De Grieken waren al Europees kampioen demonstreren, maar hebben nog nooit zoveel gedemonstreerd als de laatste tijd. Er is een enorme maatschappelijke onvrede. Onvrede over het onderwijssysteem, de hoge supermarktprijzen, de gezondheidszorg, de immigratieproblematiek en de onveiligheid in de grote steden. Nieuwe maatregelen gericht op een radicale bezuinigingen leiden met een aan zekerheid grenzende waarschijnlijkheid tot een nog grotere maatschappelijke onrust. En inderdaad: voor deze week staat al een landelijke 24-uur staking van ambtenaren gepland en ook de private sector volgt met een algemene staking op 24 februari.

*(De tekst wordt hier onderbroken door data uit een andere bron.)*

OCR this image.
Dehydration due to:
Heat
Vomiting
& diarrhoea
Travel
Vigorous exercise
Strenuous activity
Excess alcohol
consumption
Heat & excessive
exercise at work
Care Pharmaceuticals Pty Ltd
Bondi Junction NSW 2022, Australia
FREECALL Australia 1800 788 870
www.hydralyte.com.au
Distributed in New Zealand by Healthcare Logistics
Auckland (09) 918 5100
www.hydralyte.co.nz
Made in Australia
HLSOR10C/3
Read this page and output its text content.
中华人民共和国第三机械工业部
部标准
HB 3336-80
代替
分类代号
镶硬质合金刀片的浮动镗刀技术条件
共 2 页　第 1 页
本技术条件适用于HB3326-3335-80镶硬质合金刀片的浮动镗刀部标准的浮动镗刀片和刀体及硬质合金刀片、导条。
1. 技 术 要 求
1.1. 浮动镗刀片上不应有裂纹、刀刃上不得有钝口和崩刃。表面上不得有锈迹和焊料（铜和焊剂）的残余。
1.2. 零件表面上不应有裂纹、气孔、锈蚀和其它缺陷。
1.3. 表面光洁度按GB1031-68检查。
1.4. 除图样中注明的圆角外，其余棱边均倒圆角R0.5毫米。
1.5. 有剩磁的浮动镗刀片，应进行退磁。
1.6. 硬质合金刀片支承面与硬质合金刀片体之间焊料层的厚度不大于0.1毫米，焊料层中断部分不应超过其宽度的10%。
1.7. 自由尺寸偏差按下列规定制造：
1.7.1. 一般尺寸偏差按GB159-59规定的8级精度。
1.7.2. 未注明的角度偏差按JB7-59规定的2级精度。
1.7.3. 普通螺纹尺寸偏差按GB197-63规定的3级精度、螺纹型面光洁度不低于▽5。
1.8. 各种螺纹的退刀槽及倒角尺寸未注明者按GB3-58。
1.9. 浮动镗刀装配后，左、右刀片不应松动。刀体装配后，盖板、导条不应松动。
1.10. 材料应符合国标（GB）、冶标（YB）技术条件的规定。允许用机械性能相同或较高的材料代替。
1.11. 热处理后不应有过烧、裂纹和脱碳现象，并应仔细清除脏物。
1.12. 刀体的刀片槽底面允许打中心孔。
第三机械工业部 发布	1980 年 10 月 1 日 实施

 Ook is het naïef te veronderstellen dat de Grieken nu door al deze ophef volstrekt ander gedrag gaan vertonen dan voorheen. Grieken zijn bijvoorbeeld meesters in het ontduiken van belasting. Geen kwitanties of lagere kwitanties zijn volstrekt normaal bij veel kleine ondernemers, in de horeca, bij artsen en advocaten. Waarom zou de Griek nu wel al zijn inkomsten netjes opgeven aan de fiscus? Zoals journalist Lefteris Papadopoulos het in Ta Nea verwoordde en op 30 januari in het NRC-artikel van Daniël Koster te lezen was: “Wij zijn allemaal gauwdieven! We likken, we smeren of laten ons smeren, we bouwen illegaal, stichten branden, vervuilen de zee, de lucht, kennen Christus niet. We denken alleen maar aan onszelf. Wat kan een Papandreou doen als de staat je bijt en jij bijt de staat? Geen Griek wil belasting betalen en als je daarover begint zegt hij: de staat bedriegt ons voortdurend.”

Overigens is bovengenoemd artikel van Daniël Koster een uitzondering op de rest van de grote stapel artikelen die ik las. Volkomen terecht maakt hij helder dat de economische malaise gezien moet worden in een bredere context, en schrijft hij: “De gigantische problemen waarmee het land zich nu ziet geconfronteerd, zijn dan ook niet louter financieel of economisch van aard, maar wortelen diep in de cultuur, geschiedenis en religie van het moderne Griekenland.” Koster grijpt terug op Nikos Dimou en diens boekje uit 1975 I dys tichia tou na ise Ellinas (het ongeluk om Griek te zijn). Volgens Dimou doet de Griek wat hij kan om de kloof tussen droom en werkelijkheid te vergroten. En in dat licht zie ik ook de uitspraak die minister van Financiën Papaconstantinou afgelopen zaterdag deed: “Griekenland heeft totaal geen hulp nodig. Het land kan het alleen. Griekenland kan het en zal het doen!”